Was reading Ireland-Rosen intro to number theory and ran into an expression on page 75 I couldn't make sense of.
They assert that (it is easy to see that) the coefficient of $z^\frac{p-1}{2}$ in the power series expansion of $e^{(2k-1)z}-e^{z(p-(2k-1))}$ is $4k-p-2$, which is clearly just the difference $(2k-1)-(p-(2k-1))$.
But I don't know how they got there, I expect something much more ugly and hard to work with looking like $\frac{(2k-1)^\frac{p-1}{2}-(p-(2k-1))^\frac{p-1}{2}}{(\frac{p-1}{2})!}$ which I then try to binomial expand and cancel terms but I don't see how they got to $4k-p-2$.

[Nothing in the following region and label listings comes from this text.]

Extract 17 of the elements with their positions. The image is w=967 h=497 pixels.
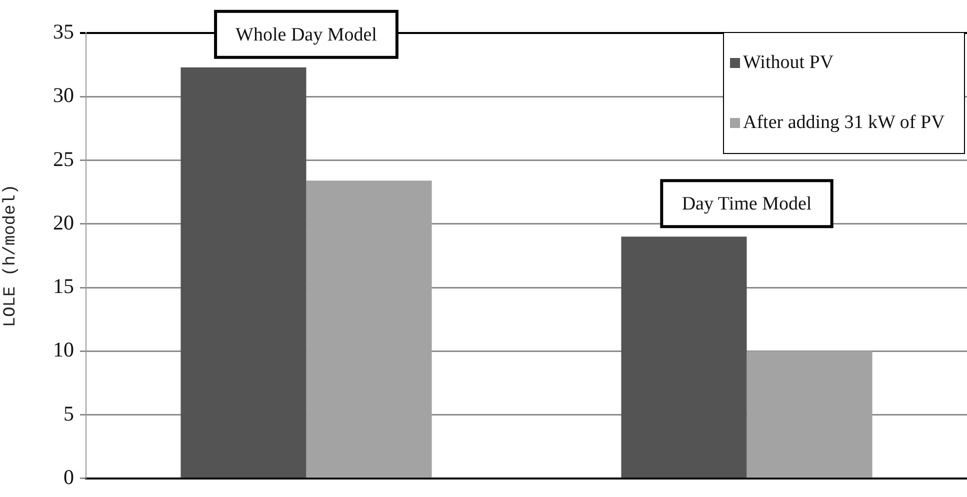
y-axis-title: LOLE (h/model) xyxy=(2,184,21,328)
y-tick-label: 0 xyxy=(64,464,74,489)
x-tick-label: Whole Day Model xyxy=(236,24,377,46)
legend-label: Without PV xyxy=(743,52,834,74)
y-tick-label: 20 xyxy=(53,210,74,234)
y-tick-label: 10 xyxy=(53,338,74,362)
bar xyxy=(306,180,432,478)
y-tick-label: 15 xyxy=(53,274,74,298)
y-tick-label: 30 xyxy=(53,83,74,108)
bar xyxy=(746,351,872,478)
bar xyxy=(180,67,306,478)
x-tick-label: Day Time Model xyxy=(682,194,812,215)
legend-label: After adding 31 kW of PV xyxy=(743,112,945,134)
bar xyxy=(621,236,747,478)
y-tick-label: 35 xyxy=(53,20,74,44)
y-tick-label: 25 xyxy=(53,146,74,171)
y-tick-label: 5 xyxy=(64,401,74,426)
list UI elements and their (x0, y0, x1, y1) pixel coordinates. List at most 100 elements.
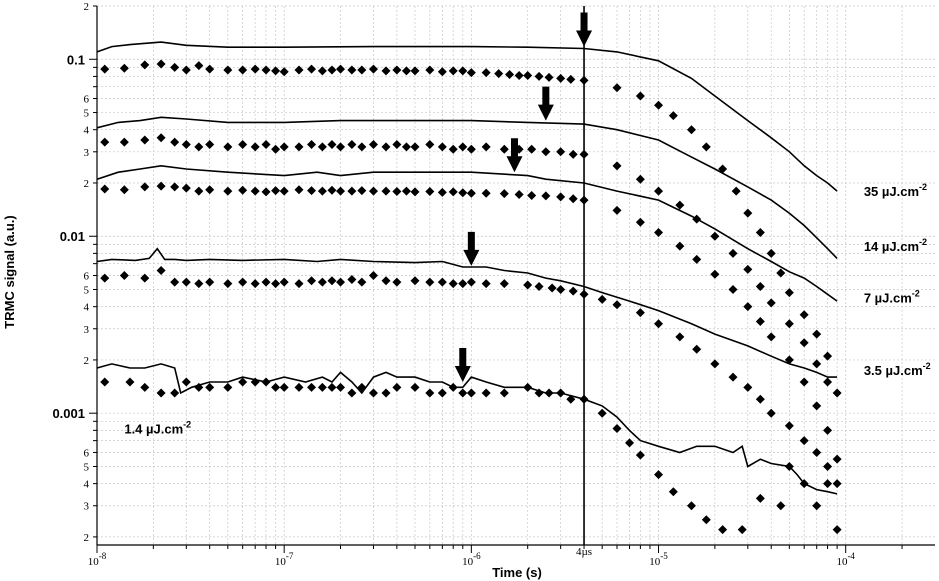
series-lines (96, 41, 838, 495)
series-point-4 (250, 377, 260, 387)
series-point-3 (336, 277, 346, 287)
series-point-2 (307, 186, 317, 196)
y-tick-label-minor: 5 (84, 461, 90, 473)
series-point-1 (755, 281, 765, 291)
series-point-2 (755, 316, 765, 326)
series-point-3 (458, 279, 468, 289)
x-tick-label: 10-5 (649, 551, 668, 568)
series-point-1 (238, 139, 248, 149)
series-point-3 (140, 273, 150, 283)
y-axis-title: TRMC signal (a.u.) (2, 215, 17, 328)
series-point-1 (156, 133, 166, 143)
series-point-2 (448, 187, 458, 197)
series-point-4 (799, 479, 809, 489)
series-point-4 (100, 377, 110, 387)
series-point-3 (597, 294, 607, 304)
series-point-4 (381, 388, 391, 398)
series-point-3 (755, 394, 765, 404)
series-point-0 (392, 65, 402, 75)
series-point-0 (635, 91, 645, 101)
series-line-3 (96, 247, 838, 378)
series-point-3 (499, 279, 509, 289)
series-point-0 (401, 66, 411, 76)
series-point-2 (327, 185, 337, 195)
series-point-4 (392, 382, 402, 392)
series-point-0 (307, 64, 317, 74)
series-point-0 (832, 388, 842, 398)
series-point-0 (223, 65, 233, 75)
series-point-4 (271, 382, 281, 392)
x-axis-title: Time (s) (492, 565, 542, 580)
series-point-4 (523, 382, 533, 392)
series-point-0 (279, 67, 289, 77)
series-point-4 (238, 377, 248, 387)
arrow-marker-0 (576, 12, 593, 47)
series-point-4 (347, 388, 357, 398)
series-labels: 35 µJ.cm-2 14 µJ.cm-2 7 µJ.cm-2 3.5 µJ.cm-2… (124, 182, 930, 436)
series-point-2 (205, 185, 215, 195)
series-point-3 (357, 277, 367, 287)
series-point-4 (458, 388, 468, 398)
series-point-3 (823, 461, 833, 471)
series-point-1 (368, 139, 378, 149)
series-point-0 (100, 64, 110, 74)
series-point-1 (317, 142, 327, 152)
series-point-0 (494, 69, 504, 79)
series-point-3 (194, 279, 204, 289)
series-point-1 (336, 142, 346, 152)
series-point-1 (392, 139, 402, 149)
series-point-2 (156, 181, 166, 191)
vertical-marker-4us: 4µs (576, 6, 592, 558)
series-point-2 (271, 186, 281, 196)
series-point-3 (392, 277, 402, 287)
series-point-4 (327, 382, 337, 392)
series-point-0 (534, 71, 544, 81)
series-point-1 (425, 139, 435, 149)
series-point-3 (156, 266, 166, 276)
series-point-0 (505, 70, 515, 80)
series-point-2 (368, 186, 378, 196)
series-point-4 (668, 487, 678, 497)
y-tick-label-minor: 6 (84, 94, 90, 106)
series-point-3 (327, 276, 337, 286)
series-point-3 (635, 308, 645, 318)
y-tick-label-minor: 4 (84, 302, 90, 314)
y-tick-label-major: 0.001 (52, 406, 85, 421)
series-point-2 (401, 186, 411, 196)
series-point-2 (357, 186, 367, 196)
series-point-1 (799, 338, 809, 348)
series-point-2 (437, 187, 447, 197)
series-point-2 (799, 377, 809, 387)
series-point-0 (466, 68, 476, 78)
series-point-1 (654, 186, 664, 196)
arrow-marker-4 (454, 348, 471, 383)
y-tick-label-minor: 5 (84, 285, 90, 297)
series-point-4 (597, 408, 607, 418)
series-point-3 (547, 283, 557, 293)
series-point-0 (448, 66, 458, 76)
series-point-4 (170, 388, 180, 398)
series-point-4 (279, 382, 289, 392)
series-point-4 (776, 501, 786, 511)
series-point-4 (140, 382, 150, 392)
series-point-1 (357, 142, 367, 152)
y-tick-label-minor: 6 (84, 271, 90, 283)
series-point-1 (294, 142, 304, 152)
series-point-1 (556, 147, 566, 157)
series-point-2 (279, 186, 289, 196)
series-point-2 (766, 332, 776, 342)
series-point-1 (347, 139, 357, 149)
series-point-1 (327, 139, 337, 149)
series-point-1 (250, 142, 260, 152)
series-point-1 (261, 139, 271, 149)
series-point-2 (347, 186, 357, 196)
series-point-4 (556, 388, 566, 398)
series-point-0 (718, 164, 728, 174)
series-point-4 (499, 388, 509, 398)
series-point-3 (766, 408, 776, 418)
series-point-1 (307, 139, 317, 149)
series-point-0 (668, 111, 678, 121)
series-point-4 (701, 515, 711, 525)
series-point-4 (125, 377, 135, 387)
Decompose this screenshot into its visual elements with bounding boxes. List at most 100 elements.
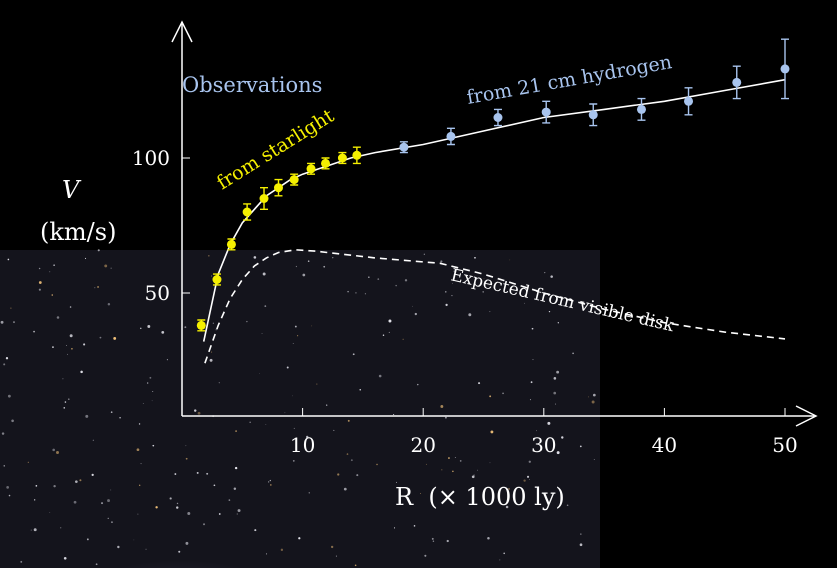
- star: [99, 336, 102, 339]
- star: [376, 463, 378, 466]
- star: [423, 253, 425, 255]
- star: [20, 560, 23, 563]
- star: [38, 267, 41, 270]
- star: [11, 419, 14, 423]
- y-tick-label: 50: [145, 281, 170, 305]
- data-point: [446, 131, 456, 141]
- star: [228, 499, 231, 501]
- star: [396, 481, 398, 483]
- star: [411, 305, 413, 307]
- star: [149, 376, 152, 379]
- star: [347, 290, 349, 293]
- star: [38, 281, 42, 284]
- star: [489, 311, 491, 313]
- y-axis-unit: (km/s): [40, 218, 116, 246]
- star: [56, 451, 59, 455]
- star: [452, 282, 454, 284]
- star: [326, 404, 328, 406]
- data-point: [242, 207, 252, 217]
- star: [323, 265, 326, 268]
- star: [178, 550, 181, 553]
- star: [477, 469, 479, 471]
- annotation-observations: Observations: [182, 73, 322, 97]
- star: [35, 484, 38, 487]
- star: [53, 264, 55, 266]
- star: [13, 321, 15, 324]
- star: [572, 352, 574, 355]
- x-tick-label: 20: [410, 433, 435, 457]
- star: [532, 358, 534, 361]
- star: [138, 423, 141, 425]
- star: [499, 559, 501, 561]
- star: [97, 286, 99, 288]
- star: [140, 327, 142, 330]
- star: [262, 272, 266, 276]
- star: [84, 257, 87, 259]
- star: [395, 284, 397, 287]
- star: [302, 273, 306, 277]
- data-point: [337, 153, 347, 163]
- star: [233, 487, 237, 490]
- star: [307, 260, 310, 262]
- star: [155, 506, 158, 509]
- star: [30, 529, 32, 531]
- star: [107, 517, 109, 520]
- star: [388, 331, 390, 333]
- star: [524, 302, 525, 304]
- star: [530, 381, 533, 384]
- star: [483, 493, 485, 495]
- star: [218, 382, 220, 384]
- star: [213, 484, 216, 487]
- star: [269, 479, 272, 482]
- star: [557, 322, 559, 324]
- star: [445, 303, 448, 307]
- star: [346, 453, 349, 455]
- star: [333, 429, 335, 431]
- star: [402, 338, 404, 340]
- star: [246, 320, 248, 323]
- star: [147, 325, 151, 328]
- star: [5, 357, 9, 360]
- annotation-hydrogen: from 21 cm hydrogen: [465, 51, 673, 109]
- star: [203, 523, 206, 526]
- star: [330, 545, 334, 549]
- star: [523, 479, 526, 482]
- star: [529, 479, 530, 480]
- star: [85, 414, 89, 418]
- star: [110, 411, 113, 413]
- x-axis-arrow: [795, 405, 818, 427]
- star: [561, 436, 564, 439]
- star: [161, 330, 165, 334]
- star: [111, 521, 113, 524]
- star: [137, 513, 139, 515]
- star: [33, 528, 37, 532]
- star: [377, 278, 380, 280]
- star: [425, 463, 427, 465]
- star: [259, 373, 260, 374]
- star: [139, 484, 141, 486]
- star: [350, 459, 353, 462]
- star: [56, 316, 60, 319]
- star: [337, 473, 340, 476]
- star: [8, 494, 11, 497]
- star: [355, 292, 357, 294]
- star: [364, 293, 367, 295]
- data-point: [226, 239, 236, 249]
- y-tick-label: 100: [132, 146, 170, 170]
- star: [152, 391, 154, 393]
- star: [453, 270, 456, 272]
- star: [265, 424, 267, 426]
- star: [503, 552, 505, 555]
- star: [489, 462, 491, 464]
- star: [413, 525, 416, 527]
- star: [196, 471, 199, 474]
- star: [356, 474, 359, 477]
- axes: 10 20 30 40 50 50 100: [132, 20, 818, 457]
- star: [453, 279, 455, 282]
- star: [97, 249, 100, 252]
- star: [235, 430, 237, 432]
- star: [266, 553, 268, 555]
- star: [73, 500, 77, 504]
- star: [142, 403, 144, 404]
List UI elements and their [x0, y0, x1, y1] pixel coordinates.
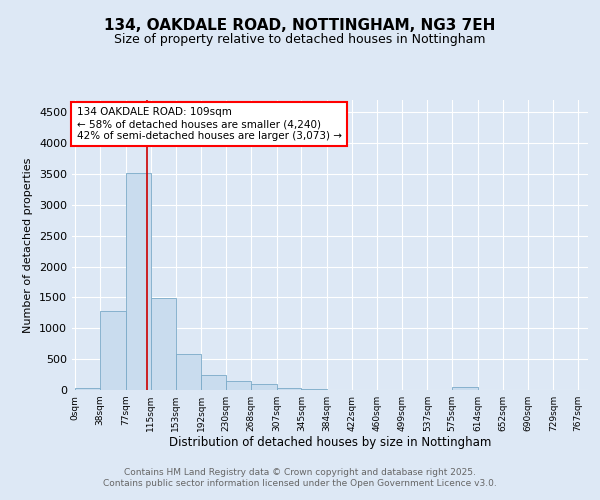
- Text: Distribution of detached houses by size in Nottingham: Distribution of detached houses by size …: [169, 436, 491, 449]
- Y-axis label: Number of detached properties: Number of detached properties: [23, 158, 34, 332]
- Bar: [100, 311, 126, 390]
- Bar: [151, 298, 176, 390]
- Bar: [251, 384, 277, 390]
- Bar: [226, 382, 251, 390]
- Bar: [277, 388, 301, 390]
- Bar: [126, 173, 151, 390]
- Bar: [75, 388, 100, 390]
- Text: 134, OAKDALE ROAD, NOTTINGHAM, NG3 7EH: 134, OAKDALE ROAD, NOTTINGHAM, NG3 7EH: [104, 18, 496, 32]
- Text: Contains HM Land Registry data © Crown copyright and database right 2025.
Contai: Contains HM Land Registry data © Crown c…: [103, 468, 497, 487]
- Text: Size of property relative to detached houses in Nottingham: Size of property relative to detached ho…: [114, 32, 486, 46]
- Bar: [201, 374, 226, 390]
- Bar: [176, 354, 201, 390]
- Bar: [452, 387, 478, 390]
- Text: 134 OAKDALE ROAD: 109sqm
← 58% of detached houses are smaller (4,240)
42% of sem: 134 OAKDALE ROAD: 109sqm ← 58% of detach…: [77, 108, 341, 140]
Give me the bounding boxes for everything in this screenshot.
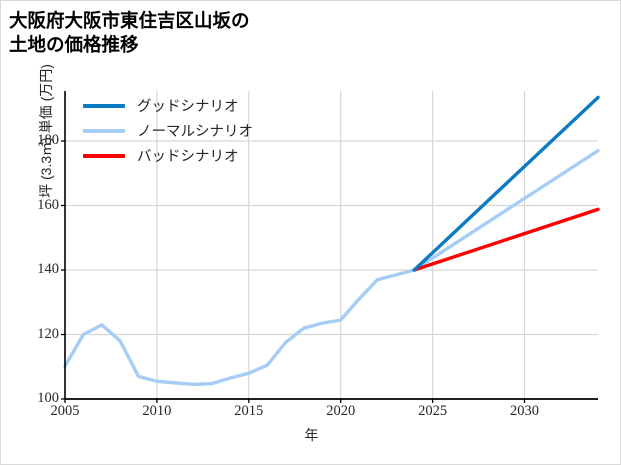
series-lines [63, 95, 600, 387]
x-tick-label: 2020 [326, 403, 356, 419]
legend-item[interactable]: ノーマルシナリオ [83, 118, 253, 143]
y-tick-label: 160 [37, 196, 59, 213]
x-tick-label: 2015 [234, 403, 264, 419]
chart-legend: グッドシナリオ ノーマルシナリオ バッドシナリオ [83, 93, 253, 168]
series-line [412, 207, 600, 272]
x-tick-label: 2005 [50, 403, 80, 419]
page-title: 大阪府大阪市東住吉区山坂の 土地の価格推移 [9, 10, 250, 56]
legend-item[interactable]: グッドシナリオ [83, 93, 253, 118]
x-tick-label: 2030 [509, 403, 539, 419]
y-tick-label: 120 [37, 325, 59, 342]
legend-color-swatch [83, 103, 125, 108]
legend-color-swatch [83, 128, 125, 133]
y-tick-label: 140 [37, 261, 59, 277]
axis-ticks [61, 140, 526, 403]
x-tick-label: 2025 [418, 403, 448, 419]
axis-frame [64, 91, 598, 400]
legend-color-swatch [83, 153, 125, 158]
x-axis-title: 年 [304, 427, 319, 443]
legend-label: グッドシナリオ [137, 99, 239, 115]
series-line [412, 95, 600, 272]
x-tick-label: 2010 [142, 403, 172, 419]
gridlines [65, 91, 598, 399]
legend-label: ノーマルシナリオ [137, 124, 253, 140]
y-tick-label: 180 [37, 132, 59, 148]
legend-label: バッドシナリオ [137, 149, 239, 165]
y-tick-label: 100 [37, 390, 59, 406]
series-line [63, 148, 600, 387]
legend-item[interactable]: バッドシナリオ [83, 143, 253, 168]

Picture included for fun times.
The factor $4k-p-2$ is the coefficient of $z^1$, not of $z^{(p-1)/2}$, in the factor $$ \begin{split} e^{(2k-1)z} - e^{(p-(2k-1))z} & = \bigl( 1 + (2k-1)z + O(z^2) \bigr) - \bigl( 1 + (p-2k+1)z + O(z^2) \bigr) \\ & = (4k-p-2) z + O(z^2) . \end{split} $$ It's only when you take the product that you get the coefficient of $z^{(p-1)/2}$ in the whole thing; this is because $$ \bigl( a_1 z + O(z^2) \bigr) \bigl( a_2 z + O(z^2) \bigr) \cdots \bigl( a_n z + O(z^2) \bigr) = a_1 a_2 \cdots a_n z^{n} + O(z^{n+1}) . $$